In a ruling issued on Friday, the court said the electoral board committed “irregularities and illegalities” during last month’s vote, harming the integrity of the election.
The Nairobi-based court ordered another presidential election to be held within 60 days.
“The declaration [of Kenyatta’s win] is invalid, null and void,” said Judge David Maraga, announcing the verdict of four out of the six judges.
No presidential election in Kenya has ever been nullified before.
Maraga said the election commission “failed, neglected or refused to conduct the presidential election in a manner consistent with the dictates of the constitution”.
In a national address following the court decision, Kenyatta said that while he “personally disagrees” with the ruling, he will “respect it, as much as I disagree with it”.
“It is important to respect the rule of law … we are ready to go back again to the people with the same agenda,” he said as he appealed for calm.
But he also criticised the six members of the Supreme Court for going “against the will of the people”, by nullifying the vote.
Later on Friday, Kenyatta told his supporters that his status as “president-elect” had been taken away by “Maraga and his crooks.”
He added that the judges should know they are dealing with an incumbent president.

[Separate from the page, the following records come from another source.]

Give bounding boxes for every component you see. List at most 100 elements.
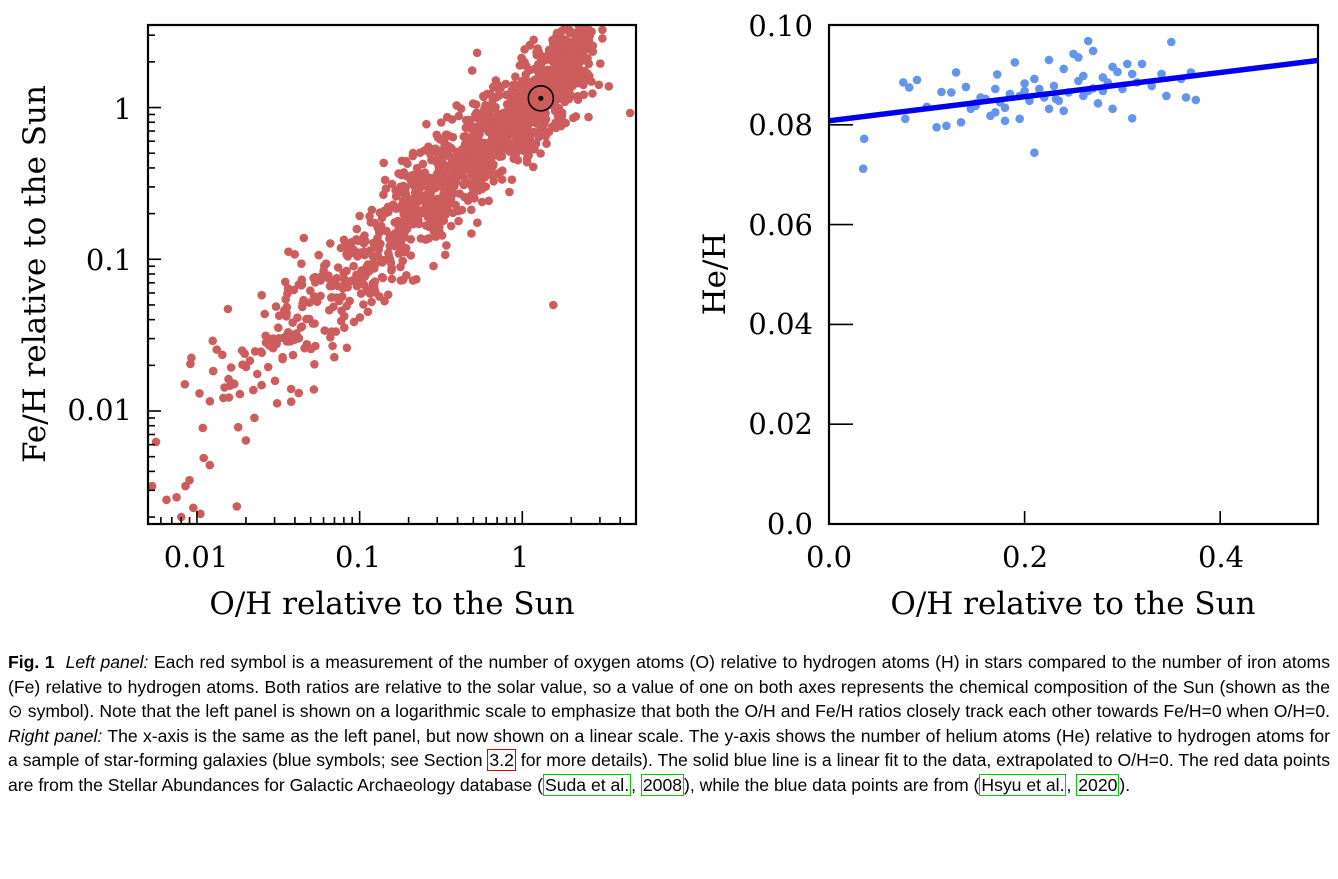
data-point: [932, 123, 941, 132]
data-point: [588, 89, 597, 98]
data-point: [241, 362, 251, 372]
data-point: [278, 352, 287, 362]
data-point: [1020, 79, 1029, 88]
data-point: [454, 111, 464, 121]
section-link[interactable]: 3.2: [487, 749, 516, 771]
data-point: [475, 154, 485, 163]
data-point: [233, 422, 243, 432]
data-point: [468, 151, 477, 161]
data-point: [1044, 104, 1054, 114]
data-point: [385, 234, 394, 244]
data-point: [1030, 74, 1039, 84]
data-point: [572, 49, 582, 59]
data-point: [429, 261, 438, 271]
data-point: [961, 82, 971, 92]
data-point: [552, 28, 562, 38]
data-point: [583, 25, 592, 33]
data-point: [509, 100, 518, 110]
data-point: [249, 385, 258, 395]
citation-link-hsyu-year[interactable]: 2020: [1076, 773, 1120, 796]
data-point: [859, 134, 869, 144]
data-point: [584, 59, 594, 69]
data-point: [1191, 95, 1201, 105]
citation-link-suda-author[interactable]: Suda et al.: [542, 773, 632, 796]
data-point: [332, 293, 341, 302]
data-point: [286, 397, 296, 407]
data-point: [289, 332, 299, 342]
data-point: [250, 347, 260, 356]
data-point: [476, 147, 486, 157]
data-point: [858, 164, 868, 173]
citation-separator: ,: [1066, 774, 1077, 795]
data-point: [567, 28, 577, 38]
data-point: [576, 33, 586, 42]
right-x-tick-label: 0.4: [1198, 540, 1244, 574]
data-point: [306, 344, 316, 354]
data-point: [297, 259, 306, 269]
data-point: [396, 276, 406, 285]
data-point: [208, 366, 218, 376]
data-point: [392, 204, 401, 213]
solar-symbol: [527, 85, 555, 112]
data-point: [299, 295, 308, 305]
data-point: [956, 118, 966, 127]
data-point: [380, 296, 389, 306]
data-point: [402, 171, 411, 181]
left-axis-ticks: [147, 34, 637, 524]
citation-link-hsyu-author[interactable]: Hsyu et al.: [979, 773, 1067, 796]
data-point: [356, 289, 366, 298]
left-panel: 0.01 0.1 1 0.01 0.1 1 O/H relative to th…: [17, 7, 638, 622]
citation-link-suda-year[interactable]: 2008: [640, 773, 685, 796]
sun-symbol-icon: ⊙: [8, 701, 23, 721]
data-point: [435, 211, 445, 221]
data-point: [432, 145, 441, 154]
data-point: [567, 68, 576, 77]
data-point: [250, 413, 259, 423]
data-point: [336, 243, 346, 253]
data-point: [352, 224, 362, 234]
data-point: [439, 145, 448, 155]
data-point: [544, 46, 554, 56]
data-point: [456, 164, 465, 174]
data-point: [396, 262, 405, 272]
data-point: [421, 235, 431, 244]
data-point: [416, 177, 425, 186]
data-point: [411, 203, 420, 212]
data-point: [294, 388, 304, 398]
data-point: [375, 228, 384, 237]
data-point: [463, 194, 472, 204]
data-point: [445, 152, 455, 161]
data-point: [196, 509, 205, 519]
data-point: [937, 87, 946, 97]
data-point: [401, 156, 411, 166]
data-point: [380, 206, 389, 215]
data-point: [562, 75, 572, 85]
data-point: [392, 188, 402, 197]
right-y-axis-label: He/H: [697, 233, 733, 316]
data-point: [564, 94, 574, 104]
data-point: [355, 211, 364, 221]
data-point: [180, 380, 190, 389]
data-point: [912, 75, 922, 85]
data-point: [422, 119, 431, 129]
data-point: [523, 136, 532, 145]
data-point: [496, 125, 506, 134]
data-point: [899, 78, 908, 87]
left-y-axis-label: Fe/H relative to the Sun: [17, 85, 53, 463]
data-point: [1035, 84, 1044, 94]
data-point: [367, 297, 376, 307]
data-point: [529, 128, 539, 137]
data-point: [396, 224, 406, 233]
data-point: [443, 204, 452, 214]
data-point: [1181, 93, 1191, 102]
data-point: [544, 7, 553, 16]
data-point: [434, 180, 444, 190]
data-point: [186, 359, 195, 369]
data-point: [330, 352, 339, 362]
data-point: [352, 249, 361, 259]
citation-separator: ,: [631, 774, 641, 795]
data-point: [195, 389, 204, 398]
data-point: [264, 341, 274, 350]
data-point: [162, 495, 171, 505]
data-point: [1123, 59, 1132, 69]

A lawyer for Kenyatta, Ahmednasir Abdullahi, said the decision was “very political” and the election board had “done nothing wrong”. But he said the decision had to be respected.
The protest was brought before the Supreme Court by opposition leader Raila Odinga.

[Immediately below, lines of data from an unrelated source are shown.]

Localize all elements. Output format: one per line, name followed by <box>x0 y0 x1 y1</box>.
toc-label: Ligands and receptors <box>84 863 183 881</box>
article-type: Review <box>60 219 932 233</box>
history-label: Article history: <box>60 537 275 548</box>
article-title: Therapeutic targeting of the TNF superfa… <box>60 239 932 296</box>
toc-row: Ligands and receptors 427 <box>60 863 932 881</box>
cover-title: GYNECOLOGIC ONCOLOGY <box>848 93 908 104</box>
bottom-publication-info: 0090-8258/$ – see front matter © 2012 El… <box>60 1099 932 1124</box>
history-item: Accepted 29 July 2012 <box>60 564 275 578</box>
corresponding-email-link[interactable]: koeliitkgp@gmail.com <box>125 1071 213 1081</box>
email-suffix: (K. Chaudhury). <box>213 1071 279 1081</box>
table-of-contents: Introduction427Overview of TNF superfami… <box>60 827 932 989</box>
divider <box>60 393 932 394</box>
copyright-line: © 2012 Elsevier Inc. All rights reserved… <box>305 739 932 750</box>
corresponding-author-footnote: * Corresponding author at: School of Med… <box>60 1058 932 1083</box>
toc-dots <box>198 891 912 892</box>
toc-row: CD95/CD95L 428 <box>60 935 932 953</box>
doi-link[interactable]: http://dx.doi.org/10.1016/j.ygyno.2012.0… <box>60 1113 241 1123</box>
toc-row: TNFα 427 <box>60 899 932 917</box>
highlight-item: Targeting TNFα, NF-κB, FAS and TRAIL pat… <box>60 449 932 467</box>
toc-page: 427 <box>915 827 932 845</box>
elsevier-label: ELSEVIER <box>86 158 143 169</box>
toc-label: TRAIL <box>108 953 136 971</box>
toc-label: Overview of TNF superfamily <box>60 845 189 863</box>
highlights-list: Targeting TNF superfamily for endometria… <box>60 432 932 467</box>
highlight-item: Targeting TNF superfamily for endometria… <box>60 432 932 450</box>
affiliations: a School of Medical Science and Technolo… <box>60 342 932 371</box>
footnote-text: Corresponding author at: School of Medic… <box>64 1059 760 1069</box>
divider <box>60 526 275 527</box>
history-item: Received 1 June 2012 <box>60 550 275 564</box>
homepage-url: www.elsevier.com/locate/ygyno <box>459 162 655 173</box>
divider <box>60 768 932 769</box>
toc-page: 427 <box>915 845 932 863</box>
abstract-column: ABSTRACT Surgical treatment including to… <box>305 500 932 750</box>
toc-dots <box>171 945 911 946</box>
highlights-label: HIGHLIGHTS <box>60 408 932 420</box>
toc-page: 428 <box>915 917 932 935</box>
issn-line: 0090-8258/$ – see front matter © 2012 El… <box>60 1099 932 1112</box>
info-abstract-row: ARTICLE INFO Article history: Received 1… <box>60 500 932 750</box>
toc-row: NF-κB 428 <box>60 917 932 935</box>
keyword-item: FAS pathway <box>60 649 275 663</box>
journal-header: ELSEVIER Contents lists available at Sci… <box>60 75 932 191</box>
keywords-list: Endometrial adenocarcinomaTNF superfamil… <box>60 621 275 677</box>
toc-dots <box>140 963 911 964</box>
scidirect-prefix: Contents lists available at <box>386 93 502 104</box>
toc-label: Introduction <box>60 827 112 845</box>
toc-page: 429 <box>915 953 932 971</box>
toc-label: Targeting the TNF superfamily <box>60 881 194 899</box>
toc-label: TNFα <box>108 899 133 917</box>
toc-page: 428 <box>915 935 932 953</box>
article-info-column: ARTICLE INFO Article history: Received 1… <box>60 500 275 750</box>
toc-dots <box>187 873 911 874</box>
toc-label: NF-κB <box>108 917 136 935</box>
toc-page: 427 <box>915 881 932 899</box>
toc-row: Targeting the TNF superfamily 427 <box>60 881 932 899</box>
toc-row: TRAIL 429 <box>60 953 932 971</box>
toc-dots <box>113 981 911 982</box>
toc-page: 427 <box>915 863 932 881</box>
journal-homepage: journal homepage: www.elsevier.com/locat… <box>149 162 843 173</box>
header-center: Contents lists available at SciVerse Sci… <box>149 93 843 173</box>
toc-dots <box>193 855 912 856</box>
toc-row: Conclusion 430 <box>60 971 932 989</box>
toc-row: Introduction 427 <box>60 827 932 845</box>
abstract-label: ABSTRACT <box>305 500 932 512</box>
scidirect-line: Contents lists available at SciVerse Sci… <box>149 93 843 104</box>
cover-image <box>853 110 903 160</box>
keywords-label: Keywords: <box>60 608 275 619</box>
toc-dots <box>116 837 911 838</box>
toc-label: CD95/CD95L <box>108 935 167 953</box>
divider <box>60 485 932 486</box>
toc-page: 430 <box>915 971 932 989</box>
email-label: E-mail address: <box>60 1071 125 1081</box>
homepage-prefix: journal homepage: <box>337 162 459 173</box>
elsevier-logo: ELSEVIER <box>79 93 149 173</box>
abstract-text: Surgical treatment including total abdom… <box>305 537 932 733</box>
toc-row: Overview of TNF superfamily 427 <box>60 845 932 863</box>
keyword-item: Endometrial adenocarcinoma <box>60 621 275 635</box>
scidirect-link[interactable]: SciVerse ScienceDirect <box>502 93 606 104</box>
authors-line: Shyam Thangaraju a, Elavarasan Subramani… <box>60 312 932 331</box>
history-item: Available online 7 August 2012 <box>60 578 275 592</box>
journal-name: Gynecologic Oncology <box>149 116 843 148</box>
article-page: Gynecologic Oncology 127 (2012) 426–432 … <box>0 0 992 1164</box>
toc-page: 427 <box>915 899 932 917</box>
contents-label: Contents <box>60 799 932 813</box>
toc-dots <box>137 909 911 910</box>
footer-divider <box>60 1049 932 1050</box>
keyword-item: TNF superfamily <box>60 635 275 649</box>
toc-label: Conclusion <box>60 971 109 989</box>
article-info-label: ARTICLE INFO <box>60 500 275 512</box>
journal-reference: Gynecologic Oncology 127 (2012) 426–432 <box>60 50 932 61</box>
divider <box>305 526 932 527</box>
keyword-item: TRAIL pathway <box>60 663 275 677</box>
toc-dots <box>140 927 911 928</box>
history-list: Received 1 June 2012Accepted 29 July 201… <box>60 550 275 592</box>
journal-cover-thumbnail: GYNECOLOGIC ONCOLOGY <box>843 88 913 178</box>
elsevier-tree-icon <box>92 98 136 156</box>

Kenyatta was announced the winner with 54 percent of the vote – but Odinga claimed the election was rigged with electronic voting results hacked into and manipulated in favour of Kenyatta.
Kenya’s electoral commission had said there was a hacking attempt but it had failed. International election observers said they saw no interference with the vote.

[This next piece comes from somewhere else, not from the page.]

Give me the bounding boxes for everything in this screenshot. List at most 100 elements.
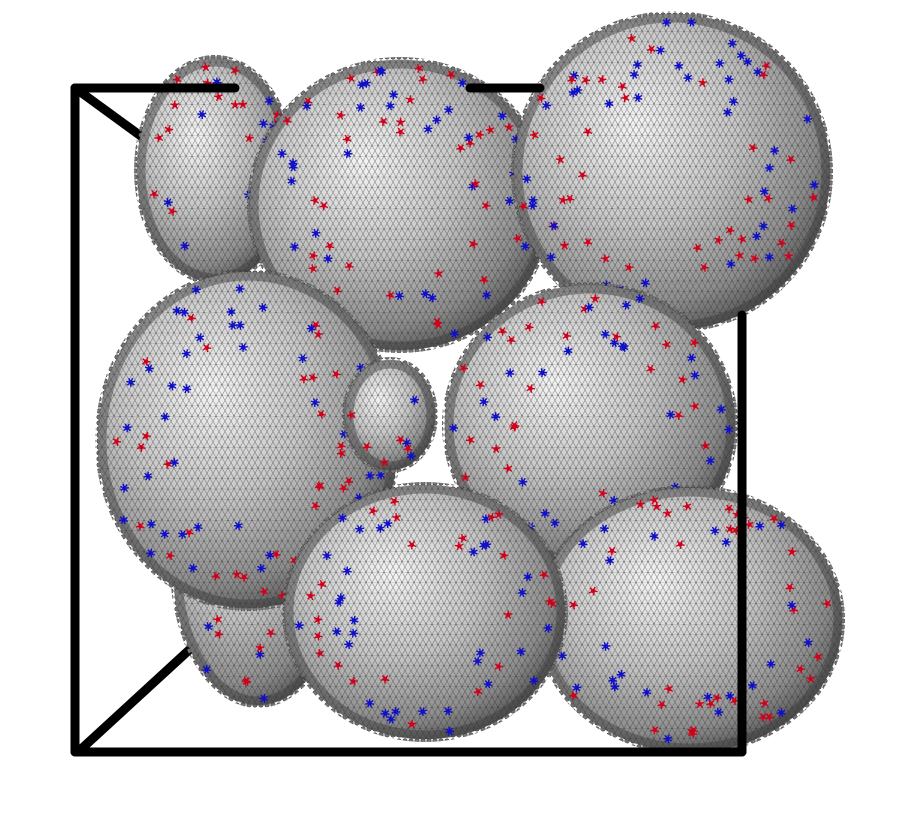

Odinga supporters erupted in jubilation after the decision was announced.
“This is an unprecedented ruling,” Odinga said outside the court. “This is a triumph for the people of Kenya.”
He condemned members of the electoral board and vowed to press for criminal proceedings.
“We have no faith at all in the electoral commission as currently constituted. They have committed criminal acts,” said Odinga.
“Most of them actually belong [in] jail and, therefore, we are going to ask for prosecution of all the electoral commission officers who have caused this monstrous crime against the people of Kenya.”
Odinga’s lawyer had asked the court to invalidate Kenyatta’s win, saying a scrutiny of the forms used to tally the votes had anomalies that affected nearly five million votes.
Odinga said the ruling sets a precedent for the African continent and he thanked the judges for acting “for posterity of Kenyans”.
Residents in the western city of Kisumu, where Odinga has strong backing, celebrated in the streets. Motorcycle riders honked their horns.
“Today is a special today and I will celebrate until I am worn out,” said 32-year-old Kevin Ouma.
East Africa’s biggest economy has a history of disputed elections. A dispute over the 2007 poll, which Odinga challenged after being declared loser, was followed by weeks of ethnic bloodshed in which more than 1,200 were killed.
Al Jazeera’s Mohammed Adow, reporting from the court in Nairobi, said Friday’s ruling was “historic, unprecedented anywhere in Africa”.
“The judges found that the electoral commission did not conduct the election according to the constitution and the electoral laws of Kenya. They say there have been massive irregularities in the transmission of the results from the polling station to the national tallying centre,” said Adow.
“This verdict given today raises a lot of questions.”
Unease around the election rose when the official who oversaw the electronic voting system was found tortured and killed days before the vote.
Security was tight around the court on Friday with armed police and barricaded streets. Human rights groups have said police killed at least 24 people in the unrest that followed the August 8 vote.
Odinga has contested the last three elections and lost each time. After each one, he has claimed the votes were marred by rigging. In 2013, the Supreme Court dismissed his petition.
This time, his team focused on proving that the process for tallying and transmitting results was flawed, rather than proving how much of the vote was rigged.